In Feb 2004, I read a correspondence by an Indian colleague, Dr J. Puliyel (Lancet 2004; 363: 659), on the fallacies of the data spread by the WHO about the epidemiology of hepatitis B in his country. Although not well informed about the health situation in India, I was struck by the fact that the mechanisms of the deception as described by Dr Puliyel (gross exaggerations, lack of references, inappropriate extrapolations) were exactly comparable to those I observed in my own country — and of course with the same results: a plea of “experts” to include hepatitis B vaccination in the national vaccination program, in spite of its cost and, I may add, of its unprecedented toxicity.
I am now informed that recently Dr Puliyel has written to you in order to ask for an independent inquiry “to examine the issue of WHO promoting Hepatitis B vaccination in India”; as an expert having a thorough knowledge of this issue in spite of the terrible pressures from the manufacturers (which is indeed a clear admission of the relevance of my investigations), I take the liberty of informing you that I fully support Dr Puliyel’s request.
It is blatant that in the promotion of the hepatitis B vaccination, the WHO has never been more than a screen for an undue commercial promotion, in particular via the Viral Hepatitis Prevention Board (VHPB), created, sponsored and infiltrated by the manufacturers (Scrip no. 2288, p. 22). In Sept 1998, while the dreadful hazards of the campaign had been given media coverage in France, the VHPB met an panel of “experts”, the reassuring conclusions of which were extensively announced as reflecting the WHO’s position: yet some of the participants in this panel had no more “expertise” than that of being employees of the manufacturers, and the vested interests of the rest did not receive any attention.
Even more damning: in an interview published in a widely diffused French journal (Sciences et Avenir, Jan 1997: 27), Beecham’s business manager claimed with outrageous cynicism “We started increasing the awareness of the European Experts of the World Health Organization (WHO) about Hepatitis B in 1988. From then to 1991, we financed epidemiological studies on the subject to create a scientific consensus about hepatitis being a major public health problem. We were successful because in 1991, WHO published new recommendations about hepatitis B vaccination.”

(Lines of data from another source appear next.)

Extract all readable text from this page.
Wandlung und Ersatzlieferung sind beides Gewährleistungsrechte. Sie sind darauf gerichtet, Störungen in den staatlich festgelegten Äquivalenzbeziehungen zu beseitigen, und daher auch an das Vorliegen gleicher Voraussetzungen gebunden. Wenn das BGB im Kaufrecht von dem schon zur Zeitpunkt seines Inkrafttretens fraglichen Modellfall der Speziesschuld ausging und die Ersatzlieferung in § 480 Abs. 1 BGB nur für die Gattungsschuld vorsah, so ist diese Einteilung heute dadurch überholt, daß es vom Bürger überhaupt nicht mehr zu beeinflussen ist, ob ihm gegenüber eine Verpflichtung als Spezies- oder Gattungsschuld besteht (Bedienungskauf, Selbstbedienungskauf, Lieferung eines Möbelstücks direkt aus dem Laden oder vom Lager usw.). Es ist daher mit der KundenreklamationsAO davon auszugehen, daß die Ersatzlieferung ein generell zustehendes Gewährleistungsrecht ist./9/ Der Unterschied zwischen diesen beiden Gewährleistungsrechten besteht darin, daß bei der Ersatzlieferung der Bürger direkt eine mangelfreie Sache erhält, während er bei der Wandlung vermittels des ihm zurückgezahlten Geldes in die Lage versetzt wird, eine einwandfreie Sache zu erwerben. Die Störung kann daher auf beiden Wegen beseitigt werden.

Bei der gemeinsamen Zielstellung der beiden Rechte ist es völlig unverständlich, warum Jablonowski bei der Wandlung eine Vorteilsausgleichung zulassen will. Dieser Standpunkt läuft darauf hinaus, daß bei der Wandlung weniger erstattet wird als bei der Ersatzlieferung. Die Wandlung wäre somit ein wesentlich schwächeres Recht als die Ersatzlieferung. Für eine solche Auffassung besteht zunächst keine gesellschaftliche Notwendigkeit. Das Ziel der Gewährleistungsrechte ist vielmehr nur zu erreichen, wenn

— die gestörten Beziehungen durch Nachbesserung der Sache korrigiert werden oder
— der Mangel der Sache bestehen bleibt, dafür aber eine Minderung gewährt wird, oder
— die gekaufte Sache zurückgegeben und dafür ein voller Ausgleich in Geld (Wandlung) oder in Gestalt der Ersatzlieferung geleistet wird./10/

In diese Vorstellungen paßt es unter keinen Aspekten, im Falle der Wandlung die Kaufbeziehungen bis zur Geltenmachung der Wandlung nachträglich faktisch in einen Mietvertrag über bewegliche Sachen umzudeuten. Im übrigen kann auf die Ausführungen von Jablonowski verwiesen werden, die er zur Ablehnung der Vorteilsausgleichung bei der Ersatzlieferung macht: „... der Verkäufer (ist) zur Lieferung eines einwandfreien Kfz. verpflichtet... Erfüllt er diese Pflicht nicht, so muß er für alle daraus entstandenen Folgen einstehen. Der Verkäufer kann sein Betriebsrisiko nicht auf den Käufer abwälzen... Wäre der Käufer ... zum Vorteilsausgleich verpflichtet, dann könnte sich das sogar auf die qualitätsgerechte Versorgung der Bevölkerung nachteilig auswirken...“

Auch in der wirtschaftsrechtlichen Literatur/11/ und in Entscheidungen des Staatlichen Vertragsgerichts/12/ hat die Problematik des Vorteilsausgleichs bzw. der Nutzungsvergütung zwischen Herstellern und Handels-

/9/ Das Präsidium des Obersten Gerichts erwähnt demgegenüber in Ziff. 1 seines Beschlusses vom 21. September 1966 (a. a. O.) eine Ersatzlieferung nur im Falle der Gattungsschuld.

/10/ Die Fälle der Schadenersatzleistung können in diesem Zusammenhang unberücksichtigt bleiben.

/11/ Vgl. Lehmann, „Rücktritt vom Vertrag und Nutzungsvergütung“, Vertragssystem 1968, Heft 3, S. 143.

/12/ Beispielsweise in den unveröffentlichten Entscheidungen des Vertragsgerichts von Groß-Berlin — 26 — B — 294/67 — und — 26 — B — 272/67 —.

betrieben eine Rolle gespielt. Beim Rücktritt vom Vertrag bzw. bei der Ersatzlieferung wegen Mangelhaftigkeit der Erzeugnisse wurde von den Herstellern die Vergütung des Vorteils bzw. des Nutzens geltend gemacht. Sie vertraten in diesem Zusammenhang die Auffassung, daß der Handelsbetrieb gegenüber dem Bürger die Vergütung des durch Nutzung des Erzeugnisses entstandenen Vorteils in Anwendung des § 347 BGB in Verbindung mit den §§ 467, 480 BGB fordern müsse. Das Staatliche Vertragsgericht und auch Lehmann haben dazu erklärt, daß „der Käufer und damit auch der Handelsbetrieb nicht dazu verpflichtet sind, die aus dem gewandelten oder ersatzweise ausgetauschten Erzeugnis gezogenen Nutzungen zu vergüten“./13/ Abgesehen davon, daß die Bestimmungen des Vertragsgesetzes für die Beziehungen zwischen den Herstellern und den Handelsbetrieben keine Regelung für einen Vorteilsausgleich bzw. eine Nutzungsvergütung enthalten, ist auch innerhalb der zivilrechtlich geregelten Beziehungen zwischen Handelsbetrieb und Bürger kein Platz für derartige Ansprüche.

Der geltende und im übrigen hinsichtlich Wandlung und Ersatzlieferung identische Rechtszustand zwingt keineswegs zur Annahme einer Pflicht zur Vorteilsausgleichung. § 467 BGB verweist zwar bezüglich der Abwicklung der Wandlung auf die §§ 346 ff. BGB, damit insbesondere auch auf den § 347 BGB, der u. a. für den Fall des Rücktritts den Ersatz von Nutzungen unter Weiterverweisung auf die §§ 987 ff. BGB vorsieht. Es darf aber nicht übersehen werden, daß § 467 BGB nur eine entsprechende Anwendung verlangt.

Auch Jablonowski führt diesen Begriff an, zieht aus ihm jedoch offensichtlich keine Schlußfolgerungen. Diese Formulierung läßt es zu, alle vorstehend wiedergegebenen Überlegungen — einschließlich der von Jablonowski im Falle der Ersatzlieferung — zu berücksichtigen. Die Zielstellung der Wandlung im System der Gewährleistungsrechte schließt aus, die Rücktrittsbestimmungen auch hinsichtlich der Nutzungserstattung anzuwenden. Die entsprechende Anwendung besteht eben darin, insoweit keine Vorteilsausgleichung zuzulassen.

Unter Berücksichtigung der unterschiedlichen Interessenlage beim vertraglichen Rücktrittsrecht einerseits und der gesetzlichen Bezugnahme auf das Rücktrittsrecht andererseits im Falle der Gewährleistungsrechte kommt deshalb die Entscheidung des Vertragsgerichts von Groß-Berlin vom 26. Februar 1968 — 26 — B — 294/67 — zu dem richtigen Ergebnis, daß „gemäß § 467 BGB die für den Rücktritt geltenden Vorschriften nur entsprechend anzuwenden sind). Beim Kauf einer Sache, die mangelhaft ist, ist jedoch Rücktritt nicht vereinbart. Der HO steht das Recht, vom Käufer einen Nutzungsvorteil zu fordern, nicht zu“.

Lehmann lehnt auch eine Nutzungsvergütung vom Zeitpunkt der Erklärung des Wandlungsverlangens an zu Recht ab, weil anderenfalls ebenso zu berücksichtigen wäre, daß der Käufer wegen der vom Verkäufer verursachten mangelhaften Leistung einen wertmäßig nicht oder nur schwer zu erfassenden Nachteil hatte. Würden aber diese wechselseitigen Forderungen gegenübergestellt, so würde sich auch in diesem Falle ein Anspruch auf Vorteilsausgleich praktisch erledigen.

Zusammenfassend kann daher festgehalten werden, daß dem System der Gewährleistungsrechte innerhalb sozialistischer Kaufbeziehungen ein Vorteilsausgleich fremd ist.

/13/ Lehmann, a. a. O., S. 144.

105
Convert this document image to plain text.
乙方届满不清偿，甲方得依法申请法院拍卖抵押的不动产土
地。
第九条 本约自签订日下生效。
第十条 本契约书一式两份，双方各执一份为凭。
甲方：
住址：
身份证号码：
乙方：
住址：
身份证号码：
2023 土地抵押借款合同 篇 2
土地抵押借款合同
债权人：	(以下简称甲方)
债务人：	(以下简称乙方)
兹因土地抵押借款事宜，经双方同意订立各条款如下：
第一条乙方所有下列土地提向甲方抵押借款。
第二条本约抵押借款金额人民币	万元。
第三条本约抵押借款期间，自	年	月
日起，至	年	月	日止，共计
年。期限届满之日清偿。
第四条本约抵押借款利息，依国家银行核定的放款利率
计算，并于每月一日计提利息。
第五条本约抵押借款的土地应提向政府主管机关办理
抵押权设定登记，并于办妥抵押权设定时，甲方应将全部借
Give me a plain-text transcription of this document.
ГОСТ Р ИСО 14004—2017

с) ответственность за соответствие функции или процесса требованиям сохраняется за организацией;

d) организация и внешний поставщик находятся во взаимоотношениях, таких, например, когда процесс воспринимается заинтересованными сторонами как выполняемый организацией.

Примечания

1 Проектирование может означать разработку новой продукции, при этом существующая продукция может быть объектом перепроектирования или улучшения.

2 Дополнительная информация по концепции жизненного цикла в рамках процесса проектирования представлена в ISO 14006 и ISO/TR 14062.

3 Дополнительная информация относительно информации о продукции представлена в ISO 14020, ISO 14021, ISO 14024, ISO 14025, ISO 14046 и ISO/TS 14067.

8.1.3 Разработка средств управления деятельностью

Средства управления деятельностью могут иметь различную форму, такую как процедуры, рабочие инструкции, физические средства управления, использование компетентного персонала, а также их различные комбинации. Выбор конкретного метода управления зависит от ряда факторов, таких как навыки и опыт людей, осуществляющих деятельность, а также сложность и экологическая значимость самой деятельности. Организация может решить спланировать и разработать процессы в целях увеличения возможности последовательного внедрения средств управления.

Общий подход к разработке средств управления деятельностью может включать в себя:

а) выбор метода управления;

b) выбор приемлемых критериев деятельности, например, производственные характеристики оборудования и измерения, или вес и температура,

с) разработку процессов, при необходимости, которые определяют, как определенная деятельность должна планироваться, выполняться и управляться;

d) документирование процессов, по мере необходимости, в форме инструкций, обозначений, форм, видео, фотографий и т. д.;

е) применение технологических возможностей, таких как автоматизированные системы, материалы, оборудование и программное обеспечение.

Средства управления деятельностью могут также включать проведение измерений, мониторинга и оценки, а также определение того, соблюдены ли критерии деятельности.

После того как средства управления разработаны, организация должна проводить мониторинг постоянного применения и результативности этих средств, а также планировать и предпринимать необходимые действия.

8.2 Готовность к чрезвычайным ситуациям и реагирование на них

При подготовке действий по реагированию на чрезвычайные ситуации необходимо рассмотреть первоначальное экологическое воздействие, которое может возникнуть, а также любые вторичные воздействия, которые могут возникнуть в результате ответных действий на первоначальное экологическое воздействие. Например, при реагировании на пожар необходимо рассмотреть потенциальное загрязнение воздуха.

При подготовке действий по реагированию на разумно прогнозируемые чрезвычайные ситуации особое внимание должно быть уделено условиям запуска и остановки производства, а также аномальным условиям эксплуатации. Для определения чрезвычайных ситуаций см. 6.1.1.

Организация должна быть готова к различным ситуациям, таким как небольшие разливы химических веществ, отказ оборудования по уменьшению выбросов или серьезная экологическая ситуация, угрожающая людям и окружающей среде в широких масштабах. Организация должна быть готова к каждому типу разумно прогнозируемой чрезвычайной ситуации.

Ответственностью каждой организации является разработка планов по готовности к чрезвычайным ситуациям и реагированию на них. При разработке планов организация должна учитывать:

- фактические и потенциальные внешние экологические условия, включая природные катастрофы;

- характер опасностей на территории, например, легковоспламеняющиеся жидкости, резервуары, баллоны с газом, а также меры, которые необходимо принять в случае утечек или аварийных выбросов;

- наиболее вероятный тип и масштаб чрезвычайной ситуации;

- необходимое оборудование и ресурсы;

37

It is sad news for people everywhere in the world that the WHO’s experts needs manufacturers’ salesmen to become aware of significant health problems. As a complementary check, you may be interested to learn that I was personally informed by the journalist responsible for this interview that the manufacturer did its best to prevent the publication of this stunning confession.
Dr Puliyel’s request occurs in the context of another scandal involving WHO, that of the avian flu. It is quite easy to reconstruct that, under the lame pretext of increasing the manufacturing potential, the manufacturers managed to induce the WHO’s experts to recommend flu vaccination, whereas it is plain that this immunization would have no protecting effect against avian flu. In both situations, the trick was the same: to create a false alarm (about the inefficiency of targeted vaccination in the case of hepatitis B, about the necessity of increasing the manufacturing process in the case of avian flu), and to induce the WHO to plea for measures based upon misleading recommendations towards lay people (that everybody was at risk of hepatitis B in the former case, that flu vaccination could be useful in the case of avian flu).
As a result experts are currently challenging the WHO on the fact that deporting a veterinarian issue to a medical one prevented national agencies from taking appropriate measures concerning animals which, most probably, would have been far more efficient in limiting the spread of epidemics. In addition, it is sufficient to consider the figures of fatal reports following flu vaccination (Scrip nO. 3101, p. 6) and to have a minimum of familiarity with the problem of underreporting, to understand that up till now irresponsible vaccination against flu has killed far more people than avian flu.
In conclusion, I strongly support Dr Puliyel’s request for an independent inquiry about the process leading the WHO to recommend measures too favourable to drug makers interests, even when they are scientifically irrelevant. And I do hope that the abovementioned elements make it clear that the credibility of your organisation is highly dependent on an inquiry which differentiates between world health interests and those of WHO’s experts.